Carol’s vision of Jack with Sarah was upsetting, to say the least.
He fished his cell phone out of his right-hand pocket and using his thumb, punched in Sarah’s number.
“Hello,” she sounded out of breath.
“Are you okay?” His voice was serious.
“Are you psychic now?” The jovial tone didn’t cover the tightness in her voice.
“What’s going on?” Michael asked trying to keep his voice calm. He didn’t want her to know how worried he was.
“Nothing, except for a stupid idea. We’re going on a hike, and Byron’s picked this hectic trail that takes about three or four hours, and it’s been pissing with rain. He, being the genius that he is, doesn’t think that the rain and thick mist might make it a bad idea. He thinks the hike will be good for my physical therapy. I think he’s the one who needs your services.”
“Oh, come on. It’ll be fun.” Michael heard Byron shouting in the background.
“Are you sure there’s nothing you need to talk to me about?”
“What’s wrong, Mike?” Now it was her turn to sound worried.
“If you say there’s nothing wrong, then there’s nothing wrong. Have a good hike.” He put the phone down before she could ask him anything else. He wasn’t even sure why he’d phoned her in the first place. He couldn’t tell her about Carol and her visions of Jack or that she’d claimed to see Sarah in his office with him. There were times he really hated doctor-patient confidentiality.
Besides, he reasoned, Carol seeing Sarah probably only meant that she was now adding Sarah to her psychosis and didn’t mean that demons existed. The whole idea was preposterous.
The wind swept over the desolate landscape. An ancient temple carved out of the mountain face watched over the timeless land. The Council of nine were assembled for the first time in centuries within the hallowed halls. Their world was changing.
Rain continued to pour out of the black sky, causing rivers to start forming in the low-lying valleys. There had never been rivers or lakes in their world. It was ridiculous, water in the Shadow World. What next? Trees? He scoffed at the idea and slammed his glass down before refilling it. He intended getting thoroughly drunk. It wasn’t something he usually did but, he thought, considering what was happening, there wasn’t a better time to do it.
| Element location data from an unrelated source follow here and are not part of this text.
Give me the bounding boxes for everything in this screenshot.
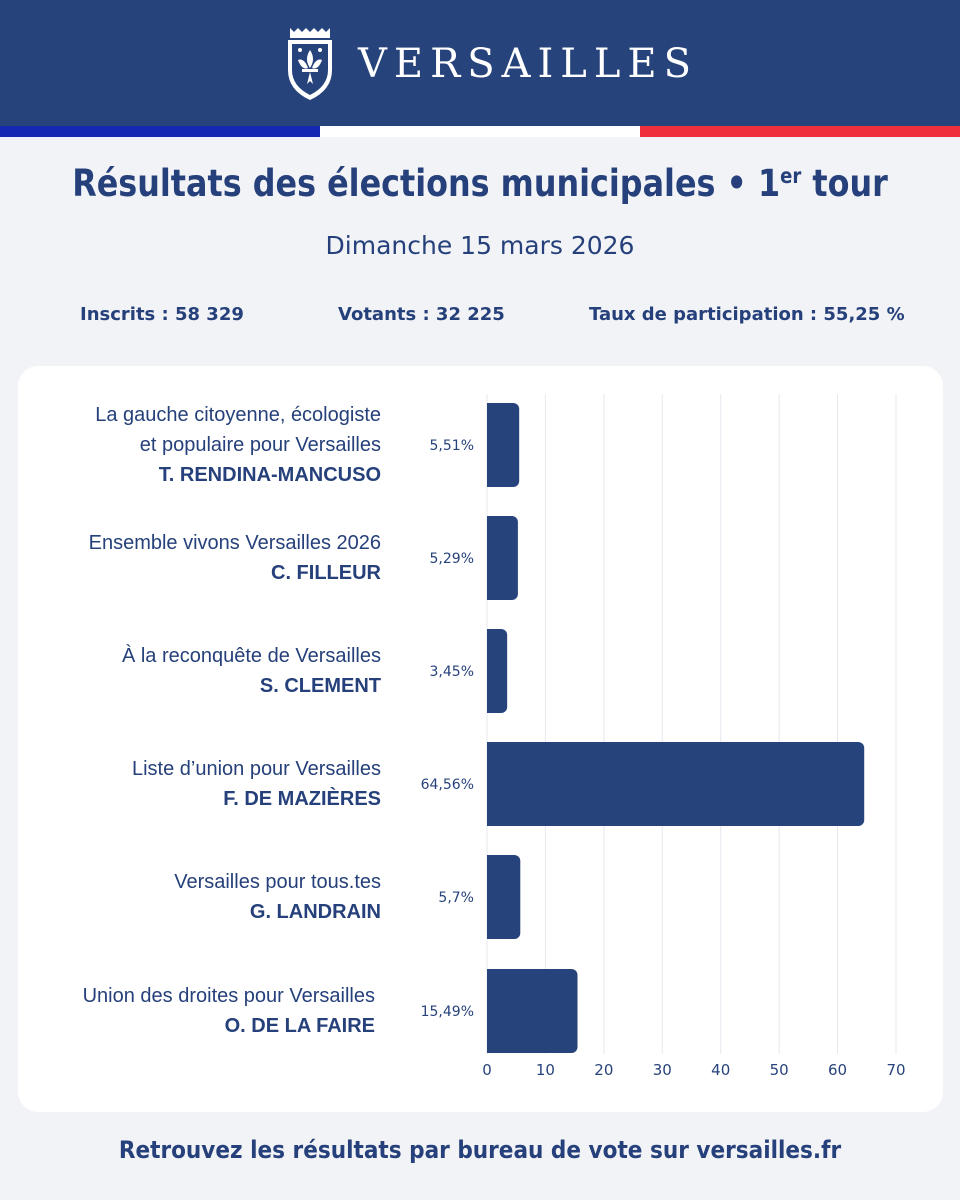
brand-name: VERSAILLES (358, 41, 699, 87)
x-tick-label: 10 (536, 1061, 555, 1079)
value-label: 64,56% (421, 777, 474, 793)
value-label: 5,29% (430, 551, 474, 567)
bar-5 (487, 969, 578, 1053)
bar-4 (487, 855, 521, 939)
x-tick-label: 50 (770, 1061, 789, 1079)
bar-base-2 (487, 629, 495, 713)
results-card: La gauche citoyenne, écologiste et popula… (18, 366, 943, 1112)
stat-inscrits: Inscrits : 58 329 (80, 304, 244, 325)
list-name: Ensemble vivons Versailles 2026 (88, 532, 381, 554)
list-name: À la reconquête de Versailles (121, 645, 381, 667)
page-title: Résultats des élections municipales • 1e… (67, 162, 893, 205)
x-tick-label: 20 (594, 1061, 613, 1079)
tricolor-stripe (0, 126, 960, 137)
election-date: Dimanche 15 mars 2026 (325, 231, 635, 260)
value-label: 5,7% (438, 890, 474, 906)
flag-white-band (320, 126, 640, 137)
title-suffix: tour (801, 162, 888, 205)
list-name: Versailles pour tous.tes (174, 871, 381, 893)
stat-participation: Taux de participation : 55,25 % (589, 304, 905, 325)
title-superscript: er (780, 164, 802, 188)
footer-note: Retrouvez les résultats par bureau de vo… (118, 1136, 842, 1164)
value-label: 3,45% (430, 664, 474, 680)
bar-base-0 (487, 403, 495, 487)
category-label: Liste d’union pour Versailles F. DE MAZIÈ… (132, 754, 381, 814)
stat-votants: Votants : 32 225 (338, 304, 505, 325)
title-main: Résultats des élections municipales • 1 (72, 162, 781, 205)
list-name: Union des droites pour Versailles (82, 985, 375, 1007)
flag-red-band (640, 126, 960, 137)
bar-0 (487, 403, 520, 487)
value-label: 5,51% (430, 438, 474, 454)
bar-3 (487, 742, 865, 826)
results-bar-chart: 0 10 20 30 40 50 60 70 5,51% 5,29% 3,45% 64,56% 5,7%… (421, 394, 906, 1079)
candidate-name: O. DE LA FAIRE (224, 1015, 375, 1037)
candidate-name: G. LANDRAIN (249, 901, 381, 923)
category-label: La gauche citoyenne, écologiste et popula… (95, 400, 381, 490)
header-banner: VERSAILLES (0, 0, 960, 126)
candidate-name: C. FILLEUR (271, 562, 381, 584)
category-label: Union des droites pour Versailles O. DE L… (83, 981, 375, 1041)
category-label: Versailles pour tous.tes G. LANDRAIN (174, 867, 381, 927)
candidate-name: T. RENDINA-MANCUSO (158, 464, 381, 486)
list-name: et populaire pour Versailles (139, 434, 381, 456)
x-tick-label: 60 (828, 1061, 847, 1079)
versailles-coat-of-arms-icon (284, 26, 336, 102)
bar-base-5 (487, 969, 495, 1053)
x-tick-label: 70 (886, 1061, 905, 1079)
bar-base-3 (487, 742, 495, 826)
x-tick-label: 0 (482, 1061, 492, 1079)
list-name: Liste d’union pour Versailles (131, 758, 381, 780)
flag-blue-band (0, 126, 320, 137)
bar-base-1 (487, 516, 495, 600)
x-tick-label: 40 (711, 1061, 730, 1079)
category-label: Ensemble vivons Versailles 2026 C. FILLEU… (89, 528, 381, 588)
candidate-name: F. DE MAZIÈRES (223, 788, 381, 810)
list-name: La gauche citoyenne, écologiste (95, 404, 381, 426)
candidate-name: S. CLEMENT (259, 675, 381, 697)
value-label: 15,49% (421, 1004, 474, 1020)
bar-base-4 (487, 855, 495, 939)
x-tick-label: 30 (653, 1061, 672, 1079)
category-label: À la reconquête de Versailles S. CLEMENT (122, 641, 381, 701)
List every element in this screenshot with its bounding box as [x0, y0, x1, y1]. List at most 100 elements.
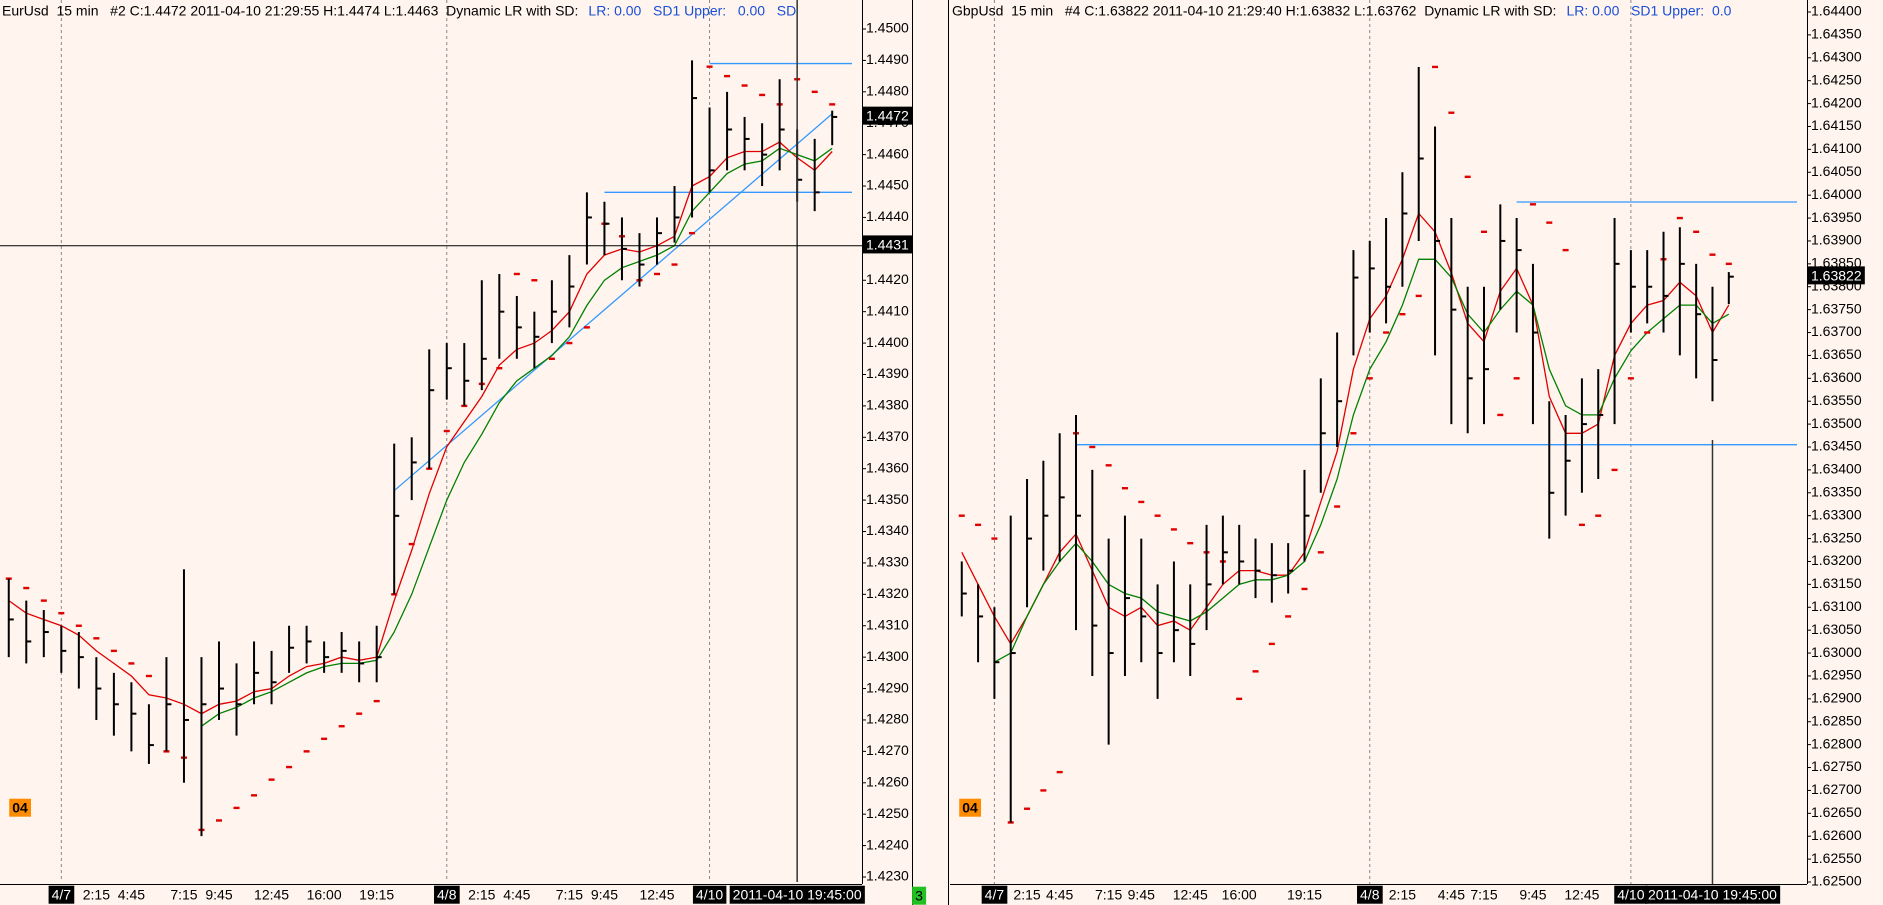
- y-tick-label: 1.4330: [866, 554, 909, 570]
- sar-dot: [321, 737, 328, 741]
- y-tick-label: 1.64250: [1811, 71, 1862, 87]
- y-tick-label: 1.62550: [1811, 850, 1862, 866]
- y-tick-label: 1.63400: [1811, 461, 1862, 477]
- y-tick-label: 1.63050: [1811, 621, 1862, 637]
- sar-dot: [1546, 221, 1553, 224]
- sar-dot: [1529, 203, 1536, 206]
- x-tick-label: 4/7: [981, 885, 1008, 904]
- y-tick-label: 1.63100: [1811, 598, 1862, 614]
- sar-dot: [1611, 468, 1618, 472]
- sar-dot: [829, 103, 836, 106]
- sar-dot: [1252, 670, 1259, 673]
- sar-dot: [1285, 615, 1292, 618]
- cursor-time-text: 2011-04-10 19:45:00: [733, 887, 862, 903]
- sar-dot: [338, 725, 345, 728]
- y-tick-label: 1.63350: [1811, 483, 1862, 499]
- sar-dot: [654, 272, 660, 276]
- y-tick-label: 1.63550: [1811, 392, 1862, 408]
- x-tick-label-text: 4/7: [985, 887, 1005, 903]
- y-tick-label: 1.63600: [1811, 369, 1862, 385]
- x-tick-label-box: [1614, 885, 1648, 904]
- sar-dot: [1693, 230, 1700, 233]
- x-tick-label-text: 4/7: [52, 887, 72, 903]
- last-price: 1.63822: [1808, 266, 1865, 285]
- sar-dot: [93, 637, 100, 640]
- moving-average-line: [8, 141, 833, 715]
- x-tick-label: 12:45: [1564, 887, 1599, 903]
- x-tick-label: 12:45: [1173, 887, 1208, 903]
- sar-dot: [1154, 514, 1161, 517]
- status-badge-box: [912, 886, 927, 905]
- x-tick-label: 19:15: [359, 887, 394, 903]
- y-tick-label: 1.64200: [1811, 94, 1862, 110]
- sar-dot: [1676, 216, 1683, 220]
- x-tick-label-text: 4/10: [1617, 887, 1644, 903]
- x-tick-label: 16:00: [1222, 887, 1257, 903]
- sar-dot: [1121, 487, 1128, 490]
- sar-dot: [303, 750, 310, 753]
- sar-dot: [1170, 528, 1177, 531]
- cursor-time-box: [729, 885, 865, 904]
- sar-dot: [1187, 541, 1194, 545]
- period-badge-box: [959, 798, 981, 817]
- sar-dot: [1056, 770, 1063, 774]
- y-tick-label: 1.4370: [866, 428, 909, 444]
- sar-dot: [566, 341, 573, 345]
- sar-dot: [145, 674, 152, 678]
- plot-area: [958, 0, 1797, 884]
- sar-dot: [1399, 313, 1406, 316]
- sar-dot: [443, 429, 450, 433]
- x-tick-label: 7:15: [1095, 887, 1122, 903]
- y-tick-label: 1.4310: [866, 616, 909, 632]
- y-tick-label: 1.4270: [866, 742, 909, 758]
- y-tick-label: 1.64150: [1811, 117, 1862, 133]
- x-tick-label-box: [981, 885, 1008, 904]
- period-badge-text: 04: [12, 800, 28, 816]
- sar-dot: [1513, 377, 1520, 380]
- x-tick-label: 19:15: [1287, 887, 1322, 903]
- x-tick-label: 4/8: [434, 885, 460, 904]
- y-tick-label: 1.63750: [1811, 300, 1862, 316]
- y-tick-label: 1.4300: [866, 648, 909, 664]
- period-badge: 04: [9, 798, 31, 817]
- sar-dot: [975, 523, 982, 527]
- sar-dot: [724, 74, 731, 78]
- sar-dot: [1448, 111, 1455, 114]
- x-tick-label-box: [692, 885, 727, 904]
- y-tick-label: 1.63450: [1811, 438, 1862, 454]
- y-tick-label: 1.62800: [1811, 735, 1862, 751]
- y-tick-label: 1.4250: [866, 805, 909, 821]
- sar-dot: [40, 599, 47, 602]
- sar-dot: [548, 357, 555, 360]
- x-tick-label-text: 4/10: [696, 887, 723, 903]
- moving-average-line: [994, 258, 1730, 663]
- y-tick-label: 1.62750: [1811, 758, 1862, 774]
- sar-dot: [759, 93, 766, 97]
- sar-dot: [1089, 445, 1096, 449]
- y-tick-label: 1.63000: [1811, 644, 1862, 660]
- sar-dot: [1481, 230, 1487, 233]
- sar-dot: [1236, 697, 1243, 701]
- period-badge-text: 04: [962, 800, 978, 816]
- crosshair-price-text: 1.4431: [866, 236, 909, 252]
- cursor-time: 2011-04-10 19:45:00: [1644, 885, 1781, 904]
- sar-dot: [1578, 523, 1585, 527]
- sar-dot: [671, 263, 678, 266]
- x-tick-label-box: [1357, 885, 1383, 904]
- status-badge: 3: [912, 886, 927, 905]
- y-tick-label: 1.4450: [866, 177, 909, 193]
- sar-dot: [408, 542, 415, 546]
- y-tick-label: 1.63700: [1811, 323, 1862, 339]
- sar-dot: [1415, 294, 1422, 298]
- sar-dot: [1497, 413, 1504, 417]
- y-tick-label: 1.4350: [866, 491, 909, 507]
- sar-dot: [58, 611, 65, 615]
- period-badge: 04: [959, 798, 981, 817]
- x-tick-label: 4/10: [692, 885, 727, 904]
- x-tick-label: 4/8: [1357, 885, 1383, 904]
- sar-dot: [1595, 514, 1602, 517]
- y-tick-label: 1.4420: [866, 271, 909, 287]
- x-tick-label: 9:45: [205, 887, 232, 903]
- moving-average-line: [201, 147, 833, 727]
Everything on this side of the veil was looking to him for answers, and he didn’t have any, nor did any of the other members of the council. He’d requested an audience with The Most High One, but her damn flunkies, the Princes, had informed him she didn’t want to be bothered, that it was his and the councils’ job to take care of things. If he couldn’t do his job, she would find someone who could. Which meant ritual disembowelment, followed by one of his heads being chopped off. Not something he was particularly looking forward to experiencing again. He’d been through it once before, and it was not an experience he wanted to repeat. Highly unpleasant.
He made himself another Martini and sunk into his sofa. Alcohol and pacing didn’t go well together. Sitting and drinking was a better idea. Maybe he’d see things differently through the haze of alcohol-induced panic.